On Twitter, the supply chain has been blamed for: getting nothing done, disappointed children, an excess of camouflage pajama pants, hungry dogs, insomnia, and everything. There are frantic reports on TikTok and Reddit of bare grocery store shelves. One TikTokker devoted a 7-part series to explaining the supply chain crisis, nestled in a feed made up of makeup tutorials, cat voiceovers and dating advice.

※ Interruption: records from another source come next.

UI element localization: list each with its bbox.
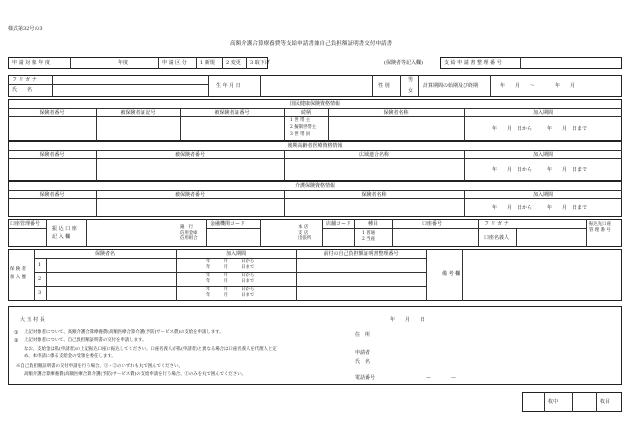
application-note-1: ※自己負担額証明書の交付申請を行う場合、①・②のいずれも丸で囲んでください。 — [16, 364, 183, 369]
history-row-3-to: 年 月 日まで — [206, 293, 255, 298]
history-row-1-to: 年 月 日まで — [206, 265, 255, 270]
sex-female[interactable]: 女 — [408, 88, 414, 94]
history-h-period: 加入期間 — [225, 251, 246, 257]
transfer-ref-label: 振込先口座 管 理 番 号 — [589, 222, 611, 233]
kokuho-title: 国民健康保険資格情報 — [289, 101, 340, 107]
option-change[interactable]: 2 変更 — [226, 60, 241, 66]
applicant-label: 申請者 — [355, 350, 371, 356]
sex-male[interactable]: 男 — [408, 77, 414, 83]
option-withdraw[interactable]: 3 取下げ — [250, 60, 270, 66]
furigana-label: フ リ ガ ナ — [12, 77, 37, 83]
application-text-3: なお、支給金は私(申請者)の上記振込口座に振込してください。口座名義人が私(申請者)と異なる場合は口座名義人を代理人と定め、本申請に係る支給金の受領を委任します。 — [24, 347, 277, 359]
option-new[interactable]: 1 新規 — [200, 60, 215, 66]
kouki-title: 後期高齢者医療資格情報 — [287, 143, 343, 149]
branch-type-options[interactable]: 本 店 支 店 出張所 — [298, 225, 312, 242]
cert-no-label: 支 給 申 請 書 整 理 番 号 — [444, 60, 502, 66]
kaigo-period: 年 月 日から 年 月 日まで — [492, 205, 588, 211]
history-h-insurer: 保険者名 — [94, 251, 115, 257]
kouki-h-union-name: 広域連合名称 — [358, 152, 389, 158]
kouki-h-period: 加入期間 — [532, 152, 553, 158]
application-note-2: 高額介護合算療養費(高額医療合算介護(予防)サービス費)の支給申請を行う場合、①のみを丸で囲んでください。 — [24, 372, 246, 377]
kaigo-h-insurer-name: 保険者名称 — [361, 192, 387, 198]
kouki-h-insurer-no: 保険者番号 — [39, 152, 65, 158]
relation-option-3[interactable]: 3 世 帯 員 — [290, 132, 311, 137]
sheet-current-label: 枚目 — [600, 399, 611, 405]
inst-code-label: 金融機関コード — [210, 221, 246, 227]
address-label: 住 所 — [355, 332, 371, 338]
application-text-2: 上記対象者について、自己負担額証明書の交付を申請します。 — [24, 338, 147, 343]
application-date: 年 月 日 — [390, 317, 426, 323]
holder-furigana-label: フ リ ガ ナ — [484, 221, 509, 227]
remarks-label: 備 考 欄 — [442, 271, 461, 277]
dob-label: 生 年 月 日 — [216, 83, 241, 89]
phone-label: 電話番号 — [355, 375, 376, 381]
kaigo-title: 介護保険資格情報 — [294, 183, 335, 189]
kokuho-h-insurer-name: 保険者名称 — [383, 110, 409, 116]
account-type-options[interactable]: 1 普通 2 当座 — [362, 231, 375, 242]
kokuho-h-card-no: 被保険者証番号 — [214, 110, 250, 116]
kaigo-h-insured-no: 被保険者番号 — [174, 192, 205, 198]
account-type-label: 種目 — [368, 221, 379, 227]
kokuho-h-period: 加入期間 — [532, 110, 553, 116]
history-row-1: 1 — [38, 262, 42, 268]
kokuho-h-insurer-no: 保険者番号 — [39, 110, 65, 116]
kouki-period: 年 月 日から 年 月 日まで — [492, 167, 588, 173]
holder-label: 口座名義人 — [484, 235, 510, 241]
kokuho-period: 年 月 日から 年 月 日まで — [492, 126, 588, 132]
sex-label: 性 別 — [378, 83, 390, 89]
mark-2[interactable]: ② — [14, 338, 19, 344]
insurer-note: (保険者等記入欄) — [384, 60, 423, 66]
name-label: 氏 名 — [12, 87, 33, 93]
history-h-cert-no: 前付の自己負担額証明書整理番号 — [323, 251, 399, 257]
kokuho-h-card-symbol: 被保険者証記号 — [120, 110, 156, 116]
form-title: 高額介護合算療養費等支給申請書兼自己負担額証明書交付申請書 — [230, 41, 393, 47]
bank-entry-label: 記 入 欄 — [52, 234, 71, 240]
mark-1[interactable]: ① — [14, 330, 19, 336]
fiscal-year-label: 申 請 対 象 年 度 — [12, 60, 50, 66]
branch-code-label: 店舗コード — [326, 221, 352, 227]
period-value: 年 月 〜 年 月 — [500, 83, 576, 89]
history-side-label-2: 保 険 者 — [10, 267, 26, 272]
kaigo-h-insurer-no: 保険者番号 — [39, 192, 65, 198]
kokuho-h-relation: 続柄 — [300, 110, 311, 116]
category-label: 申 請 区 分 — [162, 60, 187, 66]
kaigo-h-period: 加入期間 — [532, 192, 553, 198]
application-text-1: 上記対象者について、高額介護合算療養費(高額医療合算介護(予防)サービス費)の支給を申請します。 — [24, 330, 224, 335]
account-no-label: 口座番号 — [422, 221, 443, 227]
kouki-h-insured-no: 被保険者番号 — [174, 152, 205, 158]
relation-option-2[interactable]: 2 擬制世帯主 — [290, 125, 317, 130]
mayor-label: 大 玉 村 長 — [20, 317, 45, 323]
history-row-3-from: 年 月 日から — [206, 287, 255, 292]
period-label: 計算期間の始期及び終期 — [423, 83, 479, 89]
bank-transfer-label: 振 込 口 座 — [52, 226, 77, 232]
history-row-2-from: 年 月 日から — [206, 273, 255, 278]
history-row-1-from: 年 月 日から — [206, 259, 255, 264]
fiscal-year-suffix: 年度 — [118, 60, 129, 66]
sheet-total-label: 枚中 — [548, 399, 559, 405]
relation-option-1[interactable]: 1 世 帯 主 — [290, 118, 311, 123]
history-side-label: 加 入 歴 — [10, 275, 26, 280]
bank-mgmt-no-label: 口座管理番号 — [10, 221, 41, 227]
history-row-2-to: 年 月 日まで — [206, 279, 255, 284]
bank-type-options[interactable]: 銀 行 信用金庫 信用組合 — [180, 225, 198, 242]
applicant-name-label: 氏 名 — [355, 359, 371, 365]
form-id: 様式第32号の3 — [8, 26, 43, 32]
history-row-2: 2 — [38, 276, 42, 282]
phone-dashes: — — — [426, 375, 457, 381]
history-row-3: 3 — [38, 290, 42, 296]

In other signs of the phrase’s new centrality in daily life, NPR’s comedy quiz show, Wait, Wait Don’t Tell Me spun a three-and-a-half minute bit on the supply chain and The New York Times assigned a reporter to a previously unmanned logistics beat.
In another measure of how relatable the supply chain’s inability to execute the basic tasks of its existence has become, Vanity Fair writer Delia Cai’s supply chain joke hit more than 70,000 likes and 9,000 retweets, then was further memed on Instagram.
Variations on the theme include blaming delays on stuff “being on a ship somewhere.”
Meanwhile, a headline in The Onion pondered a potential consequence of the crisis: “White House Warns Supply Chain Shortages Could Lead Americans To Discover True Meaning Of Christmas.” Over in the New Yorker, a concerned Cookie Monster strolls with a friend in a recent cartoon, asking: “What me want to know is: What are the implications of supply-chain crisis for cookie?”
The dictionary definition of “supply chain”
Last year, the word covid-19 made it into the dictionary at record speed—34 days since the name was announced by the World Health Organization, said Brewster of Merriam-Webster. A slew of other words related to the pandemic followed in its wake, like “PPE” and “patient zero.” As the phase of the pandemic shifted from medical concerns to economic impacts, so did the new words in the dictionary, which included terms related to things like remote work in its most recent release on Nov. 3. Brewster said that Merriam-Webster is now considering “supply chain” for the dictionary’s next release, in about six months.
“The definition is in the works,” Brewster said. “As a rule we do not promise that any particular term is going to get in to the dictionary, but I can tell you that its chances are very good.”
To assess the merit of a new entry into the Merriam-Webster dictionary, its lexicographers look at how a term is being used in the language, combing through sources like newspapers, academic journals and Tweets. While the dictionary has been watching the term “supply chain” since the late 1980s, Brewster said that “because it has not really been a terribly popular word in the language, we’ve considered it self explanatory.” If a reader knew the words “chain” and “supply,” they could pretty much work out what “supply chain” meant, and for a relatively obscure term, that was adequate by the dictionary’s standards.
The extreme dysfunction of 2021 has changed that. As publications with wide readerships began using the term “supply chain” under the assumption that the audience would understand it, it spurred Merriam-Webster to see “supply chain” in a new light. Burnished by chaos and awash in attention, “supply chain” is poised to get its moment in the dictionary, and be anointed, as Brewster put it, as “an established member of the language.”
More importantly, the attention could lead to the structural improvements the system badly needs.
“Having more people thinking about any problem almost always leads to better solutions,” Rogers, the supply chain professor said. “In the end, I believe that the increased attention on how we’re connected to the rest of the globe will help us to make these systems more effective in a way that can benefit people all over the world.”